Faro moved away to the far side of the kitchen table. “Whoever did this, our victim almost undoubtedly knew him. Or her. No sign of forced entry.” He pointed down at the table. “Note the condensation ring, still here, across from where Levon was sitting. Maybe they were sitting here together having a glass of something. We bagged up some clean and dried glasses that were in the tray by the sink. Maybe find a print on one of ’em, but unlikely. So whatever else you might say, your killer’s a pretty cool customer, washing up after. Michelle,” he asked the photographer, “you get all this?”

She nodded, then pointed and shot at the ring on the table one last time and stepped back to survey the room and make sure she’d captured it.

“So what’s his connection to Vogler?” Bracco asked. “Besides Maya?”

Al Tallant knew that one. “None that we know of. Not yet.”

“Is that why we got invited to this party?” Bracco asked.

Tallant nodded. “Pretty good guess.”

“Anything else?” Schiff asked.

“Nope,” Yung said. “Levon was clean, with a job and everything.”

“Where?” Bracco asked.

Yung nodded. “ACT.” This was the American Conservatory Theater. “He had business cards in his wallet. Associate director of development. He was moving up.”

Schiff looked down on the body. “Not anymore.”
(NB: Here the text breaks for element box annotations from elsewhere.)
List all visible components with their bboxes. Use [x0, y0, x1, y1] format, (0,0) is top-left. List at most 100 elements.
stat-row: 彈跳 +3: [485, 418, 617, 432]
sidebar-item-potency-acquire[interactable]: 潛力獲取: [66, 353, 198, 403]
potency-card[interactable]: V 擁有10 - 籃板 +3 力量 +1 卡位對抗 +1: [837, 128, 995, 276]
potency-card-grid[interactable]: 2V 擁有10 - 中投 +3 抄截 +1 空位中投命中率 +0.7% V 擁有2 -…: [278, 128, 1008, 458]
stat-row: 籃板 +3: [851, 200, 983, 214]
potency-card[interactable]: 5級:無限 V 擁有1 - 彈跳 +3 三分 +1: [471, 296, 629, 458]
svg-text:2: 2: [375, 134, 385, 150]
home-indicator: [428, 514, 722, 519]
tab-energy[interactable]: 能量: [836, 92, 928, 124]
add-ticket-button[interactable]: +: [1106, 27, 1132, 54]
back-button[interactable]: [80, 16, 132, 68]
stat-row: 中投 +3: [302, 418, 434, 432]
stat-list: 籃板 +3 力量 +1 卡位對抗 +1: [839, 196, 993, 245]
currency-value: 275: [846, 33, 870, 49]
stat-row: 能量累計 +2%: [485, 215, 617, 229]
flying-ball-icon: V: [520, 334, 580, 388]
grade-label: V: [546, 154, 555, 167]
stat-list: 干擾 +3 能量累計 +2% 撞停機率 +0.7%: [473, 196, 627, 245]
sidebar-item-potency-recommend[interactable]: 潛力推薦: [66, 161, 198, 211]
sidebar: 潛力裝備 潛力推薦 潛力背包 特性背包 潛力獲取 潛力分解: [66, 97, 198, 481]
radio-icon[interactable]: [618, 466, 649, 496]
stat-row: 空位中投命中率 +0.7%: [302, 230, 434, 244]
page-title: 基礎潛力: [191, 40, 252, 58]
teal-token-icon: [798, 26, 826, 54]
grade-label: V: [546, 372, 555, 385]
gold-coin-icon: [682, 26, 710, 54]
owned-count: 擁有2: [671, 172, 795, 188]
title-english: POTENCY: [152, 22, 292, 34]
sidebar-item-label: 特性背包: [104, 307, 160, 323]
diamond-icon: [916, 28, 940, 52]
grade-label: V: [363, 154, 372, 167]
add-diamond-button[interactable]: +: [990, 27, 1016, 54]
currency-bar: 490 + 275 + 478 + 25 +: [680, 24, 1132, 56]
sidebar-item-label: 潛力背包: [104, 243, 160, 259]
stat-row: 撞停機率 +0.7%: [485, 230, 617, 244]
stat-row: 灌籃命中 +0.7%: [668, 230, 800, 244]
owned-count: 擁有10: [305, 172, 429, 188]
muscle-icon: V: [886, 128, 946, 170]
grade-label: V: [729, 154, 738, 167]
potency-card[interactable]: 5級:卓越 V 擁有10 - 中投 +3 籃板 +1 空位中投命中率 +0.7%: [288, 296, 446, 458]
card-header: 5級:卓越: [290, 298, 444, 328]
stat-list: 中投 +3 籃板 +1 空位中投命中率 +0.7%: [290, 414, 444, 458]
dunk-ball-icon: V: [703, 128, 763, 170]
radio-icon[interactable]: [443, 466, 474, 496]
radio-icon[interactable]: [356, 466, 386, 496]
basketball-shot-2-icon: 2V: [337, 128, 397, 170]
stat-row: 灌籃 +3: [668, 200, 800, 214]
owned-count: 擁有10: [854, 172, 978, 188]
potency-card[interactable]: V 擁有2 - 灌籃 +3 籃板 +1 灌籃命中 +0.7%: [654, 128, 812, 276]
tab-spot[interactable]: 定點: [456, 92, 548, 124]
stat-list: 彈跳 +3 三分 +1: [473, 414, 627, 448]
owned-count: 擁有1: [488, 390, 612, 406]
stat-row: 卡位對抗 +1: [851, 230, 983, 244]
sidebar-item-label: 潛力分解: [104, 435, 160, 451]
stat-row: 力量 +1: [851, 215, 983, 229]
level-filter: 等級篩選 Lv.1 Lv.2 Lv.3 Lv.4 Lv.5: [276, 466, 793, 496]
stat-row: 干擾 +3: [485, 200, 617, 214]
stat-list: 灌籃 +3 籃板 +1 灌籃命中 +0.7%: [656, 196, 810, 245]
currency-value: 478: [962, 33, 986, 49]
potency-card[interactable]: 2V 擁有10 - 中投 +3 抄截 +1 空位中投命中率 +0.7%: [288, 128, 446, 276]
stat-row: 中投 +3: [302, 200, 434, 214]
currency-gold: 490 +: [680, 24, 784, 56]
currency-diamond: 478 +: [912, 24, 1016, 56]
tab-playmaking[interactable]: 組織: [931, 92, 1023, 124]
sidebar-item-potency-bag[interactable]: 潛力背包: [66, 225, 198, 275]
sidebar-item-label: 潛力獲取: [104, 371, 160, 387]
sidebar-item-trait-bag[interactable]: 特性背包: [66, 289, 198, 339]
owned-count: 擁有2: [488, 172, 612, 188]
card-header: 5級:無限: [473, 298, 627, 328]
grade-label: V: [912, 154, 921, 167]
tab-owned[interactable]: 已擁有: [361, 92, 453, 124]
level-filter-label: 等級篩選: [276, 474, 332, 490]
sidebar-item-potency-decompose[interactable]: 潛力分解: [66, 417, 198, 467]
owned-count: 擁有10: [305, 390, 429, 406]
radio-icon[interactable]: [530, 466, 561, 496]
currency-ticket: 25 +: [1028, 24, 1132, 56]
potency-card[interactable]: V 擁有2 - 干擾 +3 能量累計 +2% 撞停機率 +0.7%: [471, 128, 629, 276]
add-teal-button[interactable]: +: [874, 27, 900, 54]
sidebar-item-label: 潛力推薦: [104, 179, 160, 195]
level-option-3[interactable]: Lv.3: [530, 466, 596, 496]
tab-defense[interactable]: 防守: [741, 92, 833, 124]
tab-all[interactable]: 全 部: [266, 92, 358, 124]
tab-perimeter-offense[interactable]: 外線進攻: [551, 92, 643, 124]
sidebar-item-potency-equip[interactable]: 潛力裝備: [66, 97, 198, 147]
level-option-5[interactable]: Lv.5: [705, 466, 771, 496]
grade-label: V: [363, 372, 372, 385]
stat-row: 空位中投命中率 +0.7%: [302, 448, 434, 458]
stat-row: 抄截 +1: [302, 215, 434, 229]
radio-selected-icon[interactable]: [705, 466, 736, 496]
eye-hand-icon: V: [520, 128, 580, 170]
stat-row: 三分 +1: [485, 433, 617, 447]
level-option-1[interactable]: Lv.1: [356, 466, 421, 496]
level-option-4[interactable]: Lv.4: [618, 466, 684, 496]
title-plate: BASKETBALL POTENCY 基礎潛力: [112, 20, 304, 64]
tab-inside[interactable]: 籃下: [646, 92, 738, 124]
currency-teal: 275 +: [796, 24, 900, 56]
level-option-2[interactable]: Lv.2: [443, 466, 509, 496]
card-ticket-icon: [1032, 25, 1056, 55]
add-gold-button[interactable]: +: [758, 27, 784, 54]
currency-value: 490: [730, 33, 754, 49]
“How about dope?” Bracco asked. “You see any sign of marijuana?”

“Funny you should ask,” Faro said. “He had a half-full Baggie in the drawer next to his bed. Anybody else, hardly worth talking about. But if he’s connected to Vogler…”

Bracco nodded. “I hear you.”

“Well,” Tallant said, “if you guys won’t be needing us anymore, it’s been a slice.”

Bracco and Schiff stayed on the scene until the coroner’s team removed the body well on toward two o’clock in the morning. Faro and his crime-scene unit stayed on as well, poring over the house from stem to stern but adding little to their store of information.

Out in the living room the inspectors tag-teamed Brandon Lawrence, who in fact had his own key to the apartment and had called nine one one when he’d discovered the body. He told them both, verifying the obvious, that Levon lived alone and that they were in a “wonderful, committed relationship.” He told them that he hadn’t touched anything after coming upon the body and, not being able to stand the proximity to his lover, had waited outside the whole time for the arrival of the first squad car. He would do anything he could-anything!-to help them find who’d done this. But he’d seen nothing suspicious, either in the neighborhood or once he’d let himself in. Until he’d seen the body. Bracco and Schiff made sure they had his ID, DNA, and fingerprints. They told him these were for elimination purposes and let him go home.

Bracco walked Lawrence to the door and then returned to sit at the end of the couch, catercorner to where his partner sat back in an armchair in the well-lit living room. Schiff’s face wore a pained expression, and she sighed. Finally, she looked over at Bracco. “I’d hate to think that getting Jerry Glass involved and shaking things up at the Townshends’ had anything to do with this.”

“Maybe it didn’t, Debra. Maybe Maya doesn’t have anything to do with this.”

“Do you believe that?”

“No. You?”

“Based on the rule of never a coincidence, me neither.”

“I’d love to call her right now, find out if she’s got an alibi.”

“Not yet. Not in the middle of the night, without more than this.”

“I know. But still…”

“We could pull an all-nighter and hit her at seven sharp. If she’s got no alibi, we sit her down for a serious chat.”

“She’d just call Hardy and he wouldn’t let her talk.”